Rotate: "Rotate" the linear table with an element as the axis "?? Wow, this feature is so cool!
Swap: swap the positions of two elements in a linear table.
......

Another important feature of collections is wrapper, which provides some methods to convert a set into a special set:

Unmodifiablexxx: convert to a read-only set. Here XXX represents six basic set interfaces: Collection, list, MAP, set, sortedmap, and sortedset. If you insert or delete a read-only set, an unsupportedoperationexception is thrown.
Synchronizedxxx: converts to a synchronization set.
Singleton: Creates a set with only one element. Here, Singleton generates a single element set, singletonlist, and singletonmap to generate a list and map of a single element respectively.
Empty set: expressed by the static attributes empty_set, empty_list, and empty_map of collections.

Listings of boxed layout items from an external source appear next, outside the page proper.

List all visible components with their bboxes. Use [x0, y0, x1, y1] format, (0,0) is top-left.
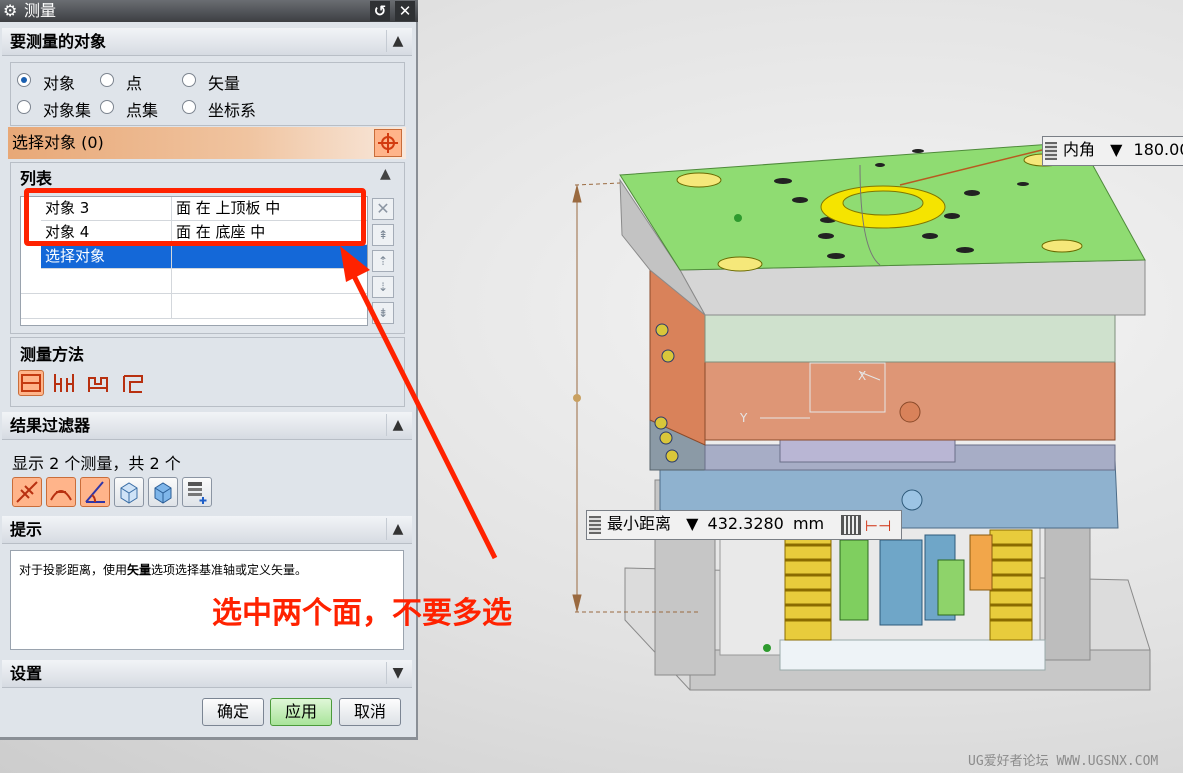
radio-object-set[interactable] — [17, 100, 31, 114]
list-item-selected[interactable]: 选择对象 — [41, 245, 172, 269]
axis-x-label: X — [858, 369, 866, 383]
filter-distance-icon[interactable] — [12, 477, 42, 507]
method-screen-distance-icon[interactable] — [86, 370, 112, 396]
annotation-arrow — [340, 246, 498, 560]
axis-y-label: Y — [739, 411, 748, 425]
distance-flag-label: 最小距离 — [607, 514, 672, 533]
chevron-up-icon[interactable]: ▲ — [380, 166, 391, 182]
filter-area-icon[interactable] — [148, 477, 178, 507]
hint-text-bold: 矢量 — [127, 563, 152, 577]
ok-button[interactable]: 确定 — [202, 698, 264, 726]
hint-text-post: 选项选择基准轴或定义矢量。 — [151, 563, 308, 577]
reset-icon[interactable]: ↺ — [370, 1, 390, 21]
angle-flag-label: 内角 — [1063, 140, 1096, 159]
distance-flag-unit: mm — [792, 514, 825, 533]
section-objects-header[interactable]: 要测量的对象 ▲ — [2, 28, 412, 56]
chevron-down-icon[interactable]: ▼ — [386, 662, 409, 684]
radio-csys-label: 坐标系 — [208, 101, 257, 120]
dialog-title-bar[interactable]: ⚙ 测量 ↺ ✕ — [0, 0, 418, 22]
radio-vector[interactable] — [182, 73, 196, 87]
method-distance-icon[interactable] — [18, 370, 44, 396]
radio-point[interactable] — [100, 73, 114, 87]
list-empty-cell — [21, 269, 172, 294]
radio-object-label: 对象 — [43, 74, 76, 93]
section-hint-title: 提示 — [10, 520, 43, 539]
locating-ring[interactable] — [820, 185, 946, 229]
distance-flag-value: 432.3280 — [707, 514, 784, 533]
calculator-icon[interactable] — [841, 515, 861, 535]
method-projected-icon[interactable] — [52, 370, 78, 396]
annotation-text: 选中两个面，不要多选 — [212, 596, 512, 631]
radio-point-label: 点 — [126, 74, 143, 93]
radio-csys[interactable] — [182, 100, 196, 114]
radio-vector-label: 矢量 — [208, 74, 241, 93]
filter-vertex-icon[interactable] — [80, 477, 110, 507]
grip-icon[interactable] — [589, 516, 601, 534]
radio-object[interactable] — [17, 73, 31, 87]
filter-list-add-icon[interactable] — [182, 477, 212, 507]
crosshair-icon[interactable] — [374, 129, 402, 157]
select-object-bar[interactable]: 选择对象 (0) — [8, 127, 406, 159]
list-empty-cell — [21, 294, 172, 319]
distance-measure-flag[interactable]: 最小距离 ▼ 432.3280 mm ⊢⊣ — [586, 510, 902, 540]
cancel-button[interactable]: 取消 — [339, 698, 401, 726]
radio-point-set[interactable] — [100, 100, 114, 114]
radio-point-set-label: 点集 — [126, 101, 159, 120]
filter-volume-icon[interactable] — [114, 477, 144, 507]
spring-left — [784, 529, 832, 641]
highlight-box — [24, 188, 366, 246]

In addition, we know that the toarray () method of collection can be used to convert a set to an object array, we can also easily convert an object array into a linear table (do not tell me that you are adding one by one): arrays. aslist ().

5. Generic
One of the important features of JCF we know at present is that all objects added to the set will lose their own characteristics on the surface, and it seems to be just an object, unless you forcibly convert the data type to their original objects. This is quite natural. The collection, the object container, holds a variety of objects, not just some specific type of objects. After the emergence of j2se 5.0, JCF began to introduce the generic feature. For example, we often encounter such an application, which is to convert the set into a specific array. Although the collection has a toarray () method, unfortunately, all the elements in this array are of the object type. We usually use a for loop to forcibly convert each element in the array, although feasible, however, it looks clumsy. With generics, We can pre-specify the expected type, and then we can get the expected array with toarray, all the elements in it are of the specified type. I am not very familiar with 5.0. For details, refer to the JCF document of j2se 5.0.

Summary

I am here to take a look at some of the main concepts of JCF here. Java veterans may be bored, and new users may feel more like reviewing the data structure of high school mathematics classes and universities, haha. This is just a small example. It can be seen that basic knowledge is quite instructive for practical applications. Masters read mathematics and think it is a very beautiful and artistic thing. The West always distinguishes mathematics from other natural sciences, and thinks it is closer to philosophy, people like me who are still struggling to find a job all day can't do it, sigh ......

Contact Us

The content source of this page is from Internet, which doesn't represent Alibaba Cloud's opinion; products and services mentioned on that page don't have any relationship with Alibaba Cloud. If the content of the page makes you feel confusing, please write us an email, we will handle the problem within 5 days after receiving your email.

If you find any instances of plagiarism from the community, please send an email to: info-contact@alibabacloud.com and provide relevant evidence. A staff member will contact you within 5 working days.

A Free Trial That Lets You Build Big!

Start building with 50+ products and up to 12 months usage for Elastic Compute Service

  • Sales Support

    1 on 1 presale consultation

  • After-Sales Support

    24/7 Technical Support 6 Free Tickets per Quarter Faster Response

  • Alibaba Cloud offers highly flexible support services tailored to meet your exact needs.